Histone acetylation plays important but incompletely understood roles in gene regulation. A comprehensive understanding of the regulatory role of histone acetylation is difficult because many different histone acetylation patterns exist and their effects are confounded by other factors, such as the transcription factor binding sequence motif information and nucleosome occupancy.

Results

We analyzed recent genomewide histone acetylation data using a few complementary statistical models and tested the validity of a cumulative model in approximating the global regulatory effect of histone acetylation. Confounding effects due to transcription factor binding sequence information were estimated by using two independent motif-based algorithms followed by a variable selection method. We found that the sequence information has a significant role in regulating transcription, and we also found a clear additional histone acetylation effect. Our model fits well with observed genome-wide data. Strikingly, including more complicated combinatorial effects does not improve the model's performance. Through a statistical analysis of conditional independence, we found that H4 acetylation may not have significant direct impact on global gene expression.

Conclusion

Decoding the combinatorial complexity of histone modification requires not only new data but also new methods to analyze the data.
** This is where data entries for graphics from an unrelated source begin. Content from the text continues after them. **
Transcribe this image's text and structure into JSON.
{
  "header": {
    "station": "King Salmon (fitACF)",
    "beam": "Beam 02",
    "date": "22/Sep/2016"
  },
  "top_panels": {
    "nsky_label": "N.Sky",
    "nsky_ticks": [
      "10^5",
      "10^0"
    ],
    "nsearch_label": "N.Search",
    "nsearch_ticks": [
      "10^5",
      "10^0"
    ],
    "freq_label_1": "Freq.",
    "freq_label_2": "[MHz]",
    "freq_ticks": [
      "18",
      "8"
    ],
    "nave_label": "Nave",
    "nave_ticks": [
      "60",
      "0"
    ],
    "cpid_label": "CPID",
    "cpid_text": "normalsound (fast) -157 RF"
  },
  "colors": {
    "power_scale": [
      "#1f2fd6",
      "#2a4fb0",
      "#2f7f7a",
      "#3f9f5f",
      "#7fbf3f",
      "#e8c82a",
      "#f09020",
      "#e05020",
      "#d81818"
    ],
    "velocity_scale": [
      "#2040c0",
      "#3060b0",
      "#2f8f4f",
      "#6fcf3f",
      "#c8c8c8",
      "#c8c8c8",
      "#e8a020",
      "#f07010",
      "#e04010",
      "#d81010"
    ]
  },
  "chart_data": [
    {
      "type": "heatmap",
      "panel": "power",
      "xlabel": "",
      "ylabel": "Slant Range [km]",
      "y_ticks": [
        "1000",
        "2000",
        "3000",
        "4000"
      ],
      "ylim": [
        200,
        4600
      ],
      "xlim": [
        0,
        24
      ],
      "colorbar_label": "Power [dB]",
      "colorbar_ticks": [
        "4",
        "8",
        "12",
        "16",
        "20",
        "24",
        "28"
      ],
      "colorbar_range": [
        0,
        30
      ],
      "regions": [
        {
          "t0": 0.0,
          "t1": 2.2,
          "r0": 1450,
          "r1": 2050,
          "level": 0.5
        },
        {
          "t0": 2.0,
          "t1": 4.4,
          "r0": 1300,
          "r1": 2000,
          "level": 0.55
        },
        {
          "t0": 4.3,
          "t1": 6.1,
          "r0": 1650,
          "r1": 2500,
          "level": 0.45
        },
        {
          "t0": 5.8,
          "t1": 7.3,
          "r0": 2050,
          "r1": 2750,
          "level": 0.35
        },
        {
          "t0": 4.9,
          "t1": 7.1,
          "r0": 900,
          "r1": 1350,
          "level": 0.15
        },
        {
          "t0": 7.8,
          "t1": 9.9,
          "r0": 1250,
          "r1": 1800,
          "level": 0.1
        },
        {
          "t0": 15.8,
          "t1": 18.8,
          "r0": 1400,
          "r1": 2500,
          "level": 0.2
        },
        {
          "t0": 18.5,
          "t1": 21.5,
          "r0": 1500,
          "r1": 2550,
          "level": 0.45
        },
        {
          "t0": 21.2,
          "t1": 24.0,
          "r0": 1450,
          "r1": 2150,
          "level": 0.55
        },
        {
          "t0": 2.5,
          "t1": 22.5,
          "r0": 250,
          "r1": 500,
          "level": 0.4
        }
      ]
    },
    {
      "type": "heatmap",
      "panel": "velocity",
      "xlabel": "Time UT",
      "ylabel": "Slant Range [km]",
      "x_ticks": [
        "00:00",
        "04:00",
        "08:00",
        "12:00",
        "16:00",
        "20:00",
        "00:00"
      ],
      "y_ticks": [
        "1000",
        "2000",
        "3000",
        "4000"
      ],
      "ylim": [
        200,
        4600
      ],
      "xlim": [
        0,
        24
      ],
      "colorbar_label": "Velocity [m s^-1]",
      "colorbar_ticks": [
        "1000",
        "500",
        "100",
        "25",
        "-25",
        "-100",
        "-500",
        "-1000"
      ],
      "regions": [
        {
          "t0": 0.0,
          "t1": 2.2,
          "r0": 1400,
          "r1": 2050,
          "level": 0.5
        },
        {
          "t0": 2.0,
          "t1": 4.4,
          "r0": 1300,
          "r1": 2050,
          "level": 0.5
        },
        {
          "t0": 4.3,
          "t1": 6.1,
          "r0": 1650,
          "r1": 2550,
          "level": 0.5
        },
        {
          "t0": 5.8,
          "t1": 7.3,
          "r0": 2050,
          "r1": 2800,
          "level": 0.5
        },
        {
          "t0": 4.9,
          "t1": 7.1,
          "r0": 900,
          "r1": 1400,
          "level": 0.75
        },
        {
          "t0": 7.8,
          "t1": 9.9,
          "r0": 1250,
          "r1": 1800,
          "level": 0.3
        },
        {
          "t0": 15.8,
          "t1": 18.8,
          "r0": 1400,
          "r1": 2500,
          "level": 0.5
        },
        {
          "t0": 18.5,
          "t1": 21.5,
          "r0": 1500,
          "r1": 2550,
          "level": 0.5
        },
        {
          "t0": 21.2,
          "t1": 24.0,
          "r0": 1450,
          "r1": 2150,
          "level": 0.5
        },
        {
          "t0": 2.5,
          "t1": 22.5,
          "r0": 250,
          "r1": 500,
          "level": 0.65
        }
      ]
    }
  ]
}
Our statistical analysis confirms that histone acetylation has a significant effect on gene transcription rates in addition to that attributable to upstream sequence motifs. Our analysis also suggests that a cumulative effect model for global histone acetylation is justified, although a more complex histone code may be important at specific gene loci. We also found that the regulatory roles among different histone acetylation sites have important differences.